Hiç Abartmadım, Gördüm,
Yaşadım Ve Gerçekleri Yazdım
Çünkü yazarlar, yazdıklarından sorumludur. Bir eser meydana getirirken, sorumluluğunu da hiç unutmamalıdırlar!
Bu sorumluluk; yazar öldükten sonra da devam eder...Yazarlar mutlaka; araştırıp, fikir sahibi olmalıdırlar önce.
Bir yaşam en iyi kendisini ifade edebilir.
Önce Araştırma!
Ve, bunun devamı; yazarın samimi olduğu gibi, abartmaksızın yaşananları kaleme alması, ilerisi için iz bırakır.
/Katilimi Gözlerim Buldu/ isimli kitabım: Uzun süre yaptığım araştırmalar sonucu; samimi, apaçık olarak kaleme aldığım bir eserimdir!
Hepsi Gerçek Bir Yaşam Öyküsü.
KONUŞTURMA SANATI!
/Fotoğraflar, belgesel filmler başlı başına tat katıyor; geçmişi unutursanız ben buradayım diyor./
Tarihi sadece tarihçiler yazmaz.
Gazeteciler de tarihe ışık tutar; kalemiyle, objektifiyle önemli rol oynarlar!
Bahçeler vardır; mor sümbüllü, güllü, ötesinde kapı aralığında, tahmin edilemeyecek oranda dram çıkar karşınıza...
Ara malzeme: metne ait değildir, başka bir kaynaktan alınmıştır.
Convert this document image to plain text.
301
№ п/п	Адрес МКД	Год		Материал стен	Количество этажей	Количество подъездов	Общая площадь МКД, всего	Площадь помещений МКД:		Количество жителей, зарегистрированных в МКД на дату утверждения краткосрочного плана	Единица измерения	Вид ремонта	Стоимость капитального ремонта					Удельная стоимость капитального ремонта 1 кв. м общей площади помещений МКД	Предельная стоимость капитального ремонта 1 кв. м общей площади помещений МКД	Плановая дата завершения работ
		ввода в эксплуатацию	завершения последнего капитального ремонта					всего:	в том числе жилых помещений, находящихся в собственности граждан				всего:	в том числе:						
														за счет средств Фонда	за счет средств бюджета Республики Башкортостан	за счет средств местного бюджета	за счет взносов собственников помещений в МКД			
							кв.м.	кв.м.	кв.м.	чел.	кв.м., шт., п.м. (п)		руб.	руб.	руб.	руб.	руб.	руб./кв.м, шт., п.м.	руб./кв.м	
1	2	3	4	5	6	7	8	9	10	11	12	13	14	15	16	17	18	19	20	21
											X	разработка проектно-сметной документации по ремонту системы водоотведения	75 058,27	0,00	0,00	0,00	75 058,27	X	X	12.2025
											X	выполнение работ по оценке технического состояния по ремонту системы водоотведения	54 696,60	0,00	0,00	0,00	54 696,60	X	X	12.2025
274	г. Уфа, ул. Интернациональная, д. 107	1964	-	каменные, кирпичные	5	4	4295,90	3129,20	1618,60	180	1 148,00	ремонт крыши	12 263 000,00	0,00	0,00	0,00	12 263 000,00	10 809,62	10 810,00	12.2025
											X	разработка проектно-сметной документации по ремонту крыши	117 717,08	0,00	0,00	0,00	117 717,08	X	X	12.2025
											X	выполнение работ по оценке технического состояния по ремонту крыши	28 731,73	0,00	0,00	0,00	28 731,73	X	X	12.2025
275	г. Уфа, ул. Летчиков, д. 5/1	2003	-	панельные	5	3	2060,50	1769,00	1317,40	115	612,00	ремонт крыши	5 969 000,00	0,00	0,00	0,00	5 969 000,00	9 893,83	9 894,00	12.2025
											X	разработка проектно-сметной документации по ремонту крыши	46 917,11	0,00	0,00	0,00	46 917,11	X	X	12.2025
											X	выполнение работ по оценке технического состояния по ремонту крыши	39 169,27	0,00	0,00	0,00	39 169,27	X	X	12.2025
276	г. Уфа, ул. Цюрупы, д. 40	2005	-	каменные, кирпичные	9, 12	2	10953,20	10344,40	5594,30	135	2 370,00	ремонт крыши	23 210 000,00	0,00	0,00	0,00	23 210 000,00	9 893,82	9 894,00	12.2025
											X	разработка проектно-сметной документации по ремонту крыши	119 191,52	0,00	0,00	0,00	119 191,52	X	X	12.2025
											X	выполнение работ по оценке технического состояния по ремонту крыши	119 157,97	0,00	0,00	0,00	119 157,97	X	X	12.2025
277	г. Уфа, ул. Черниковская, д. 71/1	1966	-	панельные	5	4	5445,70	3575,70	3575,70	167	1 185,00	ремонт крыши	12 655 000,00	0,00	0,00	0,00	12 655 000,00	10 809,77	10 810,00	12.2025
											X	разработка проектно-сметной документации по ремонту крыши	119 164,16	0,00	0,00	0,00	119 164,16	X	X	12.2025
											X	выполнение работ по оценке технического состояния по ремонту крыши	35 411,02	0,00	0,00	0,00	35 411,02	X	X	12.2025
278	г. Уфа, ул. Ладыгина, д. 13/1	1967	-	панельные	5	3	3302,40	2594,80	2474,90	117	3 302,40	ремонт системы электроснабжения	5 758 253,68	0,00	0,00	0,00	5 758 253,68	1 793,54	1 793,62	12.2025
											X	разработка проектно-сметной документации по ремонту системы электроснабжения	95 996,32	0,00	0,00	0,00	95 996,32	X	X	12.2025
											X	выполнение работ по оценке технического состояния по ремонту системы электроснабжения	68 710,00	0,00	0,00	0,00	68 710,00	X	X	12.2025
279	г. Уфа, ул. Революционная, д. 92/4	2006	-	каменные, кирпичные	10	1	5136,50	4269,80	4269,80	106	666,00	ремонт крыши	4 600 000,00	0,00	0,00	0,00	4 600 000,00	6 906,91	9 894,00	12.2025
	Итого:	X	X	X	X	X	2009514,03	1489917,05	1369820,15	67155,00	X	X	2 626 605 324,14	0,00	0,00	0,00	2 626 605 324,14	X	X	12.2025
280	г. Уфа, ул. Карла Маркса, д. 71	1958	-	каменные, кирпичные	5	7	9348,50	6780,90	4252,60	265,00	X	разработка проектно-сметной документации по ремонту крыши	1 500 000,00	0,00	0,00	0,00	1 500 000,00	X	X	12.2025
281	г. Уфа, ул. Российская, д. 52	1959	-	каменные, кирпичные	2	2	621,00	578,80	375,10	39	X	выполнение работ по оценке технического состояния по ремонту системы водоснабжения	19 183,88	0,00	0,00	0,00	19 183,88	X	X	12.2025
Sözün uçtuğu yerde, yazı kalır. Yazının unutulduğunda da fotoğraflar konuşur!
***
Üstat Gazeteci-Yazar Salim Taşçı "Arka Bahçede Neler Oldu?" adlı kitabımın ön sözünde beni anlatmış:
"En önemlisi de fotoğrafları konuşturma sanatıdır. Tuğrul Sarıtaş bu konuda üstatlığını konuşturmuş ve konuşturmaya da devam ediyor." diye...
***
Evet...
Fotoğraflar yalan söylemez, aslı neyse odur. Fotoğrafların dili olmasa da konuşturur, baktırır...
Bahçelerin hep önüne değil, arka tarafına baktığımızda, gerçeği objektif olarak görürüz.
Çünkü gülü görüp de dikenine gözü kapatmak, yanılgıyı çoğaltır. Aksini düşünürsek dikenine takılmak, gülün güzelliğini yok etmez!..
***
Biyografi, öykü, röportaj, belge gibi...
Sözün kısası, fotoğraflar, belgesel filmler başlı başına tat katıyor; geçmişi unutursanız ben buradayım diyor...
Kitaplar ve belgeler; unutulanların, unutanların ilacıdır!
İfadeler, yaşanmışlar çarpıtılmadan gözler önüne serilsin.